Please ensure Javascript is enabled for purposes of website accessibility
Home / News / Stale Securities Fraud Claims Can’t Be Revived Under SOX

Stale Securities Fraud Claims Can’t Be Revived Under SOX

Securities fraud plaintiffs could not revive time-barred claims under the extended statute of limitations under the Sarbanes-Oxley Act, the 2nd U.S. Circuit Court of Appeals has ruled.

A three-judge panel of the court rejected the plaintiffs’ argument that they could retroactively file suit on claims that had expired prior to the passage of Sarbanes-Oxley.

“Congress did not clearly provide for retroactive application of Section 804 of Sarbanes-Oxley,” wrote Judge Jose A. Carbanes. “Revival of previously stale securities fraud claims has an impermissible retroactive effect.”

This issue is being hotly contested in federal courts around the country. The 2nd Circuit’s decision is the first federal appeals decision on the matter. According to published reports, four district courts have ruled on the issue, with at least one trial judge ruling Sarbanes-Oxley does allow for retroactive claims.

The sweeping corporate governance reform bill, passed July 30, 2002, extended the time investors could sue companies for fraud to within two years from discovering fraud and within five years after the violation occurred. The time period previous to the Act was one year and three years, respectively.

Two cases were before the court. One involved a suit filed by Aetna Life Insurance Co. and others against Enterprise Mortage Acceptance Co. LLC for alleged misrepresentations and omissions related to EMAC securities. The plaintiffs amended their complaints to include claims related to securities bought in 1998 and 1999, which were barred under the pre-Sarbanes-Oxley statute of limitations.

The other case is a class action pertaining to alleged securities fraud at Computer Associates International Inc. The plaintiffs added Ernst & Young as a defendant three months after the enactment of Sarbanes-Oxley based on the firm’s audit of Computer Associates.

(In re Enterprise Mortgage Acceptance Co., LLC, Securities Litigation, Docket Nos. 03-9261, 03-9265, 04-0392. Click here to read opinion.)

The panel indicated that a statute could be applied retroactively only if Congressional intent to do so is clearly expressed in the law.

But such an intent is absent from Sarbanes-Oxley, according to the court: “[N]either the language nor the legislative history of Section 804 requires that we … apply [it] retroactively to revive plaintiffs’ previously expired securities fraud claims. [We] instead defer to the longstanding presumption against retroactive application.”

The plaintiffs sought retroactive application on the basis of language in Section 804 that the revised statute of limitations “shall apply to all proceedings … that are commenced on or after the date of enactment of this Act.” The plaintiffs’ claims in question were filed after the Act became effective.

They also pointed to language in the Act stating that it was not creating a new private right of action. Accordingly, they argued, Congress was only lengthening the statute of limitations and not expanding the types of securities claims.

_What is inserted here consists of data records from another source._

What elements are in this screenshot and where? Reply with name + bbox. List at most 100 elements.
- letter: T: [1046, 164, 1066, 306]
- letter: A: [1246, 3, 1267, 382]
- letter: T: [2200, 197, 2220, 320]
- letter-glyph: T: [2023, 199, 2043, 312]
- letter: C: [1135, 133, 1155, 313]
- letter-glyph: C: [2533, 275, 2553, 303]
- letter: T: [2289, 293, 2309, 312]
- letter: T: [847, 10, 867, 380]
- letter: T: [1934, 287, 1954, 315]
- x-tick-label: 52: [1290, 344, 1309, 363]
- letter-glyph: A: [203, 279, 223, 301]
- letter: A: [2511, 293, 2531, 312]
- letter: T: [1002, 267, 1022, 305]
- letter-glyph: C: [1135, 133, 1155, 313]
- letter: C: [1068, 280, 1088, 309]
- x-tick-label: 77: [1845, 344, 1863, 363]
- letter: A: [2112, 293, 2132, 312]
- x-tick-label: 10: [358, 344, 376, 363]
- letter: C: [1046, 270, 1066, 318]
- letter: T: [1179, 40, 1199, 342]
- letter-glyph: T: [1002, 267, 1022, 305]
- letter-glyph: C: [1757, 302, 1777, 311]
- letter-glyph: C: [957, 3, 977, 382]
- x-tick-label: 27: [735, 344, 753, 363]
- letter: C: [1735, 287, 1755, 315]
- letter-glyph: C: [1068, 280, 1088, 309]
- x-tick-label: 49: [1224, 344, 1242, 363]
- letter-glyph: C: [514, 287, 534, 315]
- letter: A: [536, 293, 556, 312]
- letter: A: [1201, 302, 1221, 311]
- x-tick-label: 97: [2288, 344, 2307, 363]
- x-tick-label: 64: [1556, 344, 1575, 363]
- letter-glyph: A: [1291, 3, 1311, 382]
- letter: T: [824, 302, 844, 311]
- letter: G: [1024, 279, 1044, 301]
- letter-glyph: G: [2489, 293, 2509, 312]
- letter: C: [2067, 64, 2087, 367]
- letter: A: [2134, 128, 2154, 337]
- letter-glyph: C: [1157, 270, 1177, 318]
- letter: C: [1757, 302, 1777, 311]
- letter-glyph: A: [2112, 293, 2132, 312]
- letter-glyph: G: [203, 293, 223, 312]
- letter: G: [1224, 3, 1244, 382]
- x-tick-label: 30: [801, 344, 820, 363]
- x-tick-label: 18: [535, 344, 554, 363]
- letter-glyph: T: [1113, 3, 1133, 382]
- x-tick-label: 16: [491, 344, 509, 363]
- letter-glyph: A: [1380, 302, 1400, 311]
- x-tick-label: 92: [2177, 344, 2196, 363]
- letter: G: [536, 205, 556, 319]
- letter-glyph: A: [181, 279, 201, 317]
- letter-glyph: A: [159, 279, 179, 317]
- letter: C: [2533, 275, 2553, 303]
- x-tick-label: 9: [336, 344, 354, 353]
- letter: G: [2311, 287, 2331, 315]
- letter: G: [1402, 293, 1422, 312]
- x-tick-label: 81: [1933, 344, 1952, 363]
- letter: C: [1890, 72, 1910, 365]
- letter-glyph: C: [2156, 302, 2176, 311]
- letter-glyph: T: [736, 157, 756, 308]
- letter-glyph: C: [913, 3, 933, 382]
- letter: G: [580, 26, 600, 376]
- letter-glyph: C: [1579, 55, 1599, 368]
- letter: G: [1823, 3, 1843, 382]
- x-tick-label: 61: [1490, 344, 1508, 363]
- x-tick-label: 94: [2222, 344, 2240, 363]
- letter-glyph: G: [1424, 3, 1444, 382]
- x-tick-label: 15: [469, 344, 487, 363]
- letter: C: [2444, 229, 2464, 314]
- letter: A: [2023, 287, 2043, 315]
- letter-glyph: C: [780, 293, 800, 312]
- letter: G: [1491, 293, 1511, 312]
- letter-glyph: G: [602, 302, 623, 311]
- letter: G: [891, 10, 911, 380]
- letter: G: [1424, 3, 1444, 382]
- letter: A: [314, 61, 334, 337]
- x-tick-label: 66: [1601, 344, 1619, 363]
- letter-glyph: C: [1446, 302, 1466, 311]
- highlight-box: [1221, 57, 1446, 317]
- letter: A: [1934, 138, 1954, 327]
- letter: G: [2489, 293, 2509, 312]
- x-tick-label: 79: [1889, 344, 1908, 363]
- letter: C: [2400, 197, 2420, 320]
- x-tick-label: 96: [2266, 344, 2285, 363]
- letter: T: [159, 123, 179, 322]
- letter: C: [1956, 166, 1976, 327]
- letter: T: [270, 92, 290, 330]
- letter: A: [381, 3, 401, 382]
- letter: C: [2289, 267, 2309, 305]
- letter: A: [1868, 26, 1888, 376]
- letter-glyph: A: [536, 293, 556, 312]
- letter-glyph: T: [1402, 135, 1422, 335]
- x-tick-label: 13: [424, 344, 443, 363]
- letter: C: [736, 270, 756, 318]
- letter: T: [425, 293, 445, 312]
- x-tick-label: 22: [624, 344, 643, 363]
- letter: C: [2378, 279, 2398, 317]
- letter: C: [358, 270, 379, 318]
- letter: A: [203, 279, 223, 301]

However, the panel concluded that these provisions were not “unmistakably clear” that Congress intended revival of stale securities claims.

The presumption against retroactivity is based on the notion that individuals should have an opportunity to know what the law is and to conform their conduct accordingly, the panel noted.

Extending the statute of limitations retroactively would increase the defendants’ liability for past conduct when they reasonably believed they were immune from litigation, Carbanes wrote. Such a retroactive effect is not permitted absent Congressional intent to impose it, he said.

The Securities and Exchange Commission filed an amicus brief in a separate proceeding before the 2nd Circuit raising the same issue, arguing Sarbanes-Oxley permitted retroactive filing of stale claims if they occurred within the new five-year period.

The SEC expressed a concern that many investors hurt in the recent spate of financial fraud committed by numerous companies would otherwise have no recourse.

The panel was not persuaded, however, noting that Section 804 of the Act covers private actions only. “Section 804 … is not a statute that the SEC has been entrusted to administer and therefore its viewpoint is not entitled to deference,” Carbanes wrote.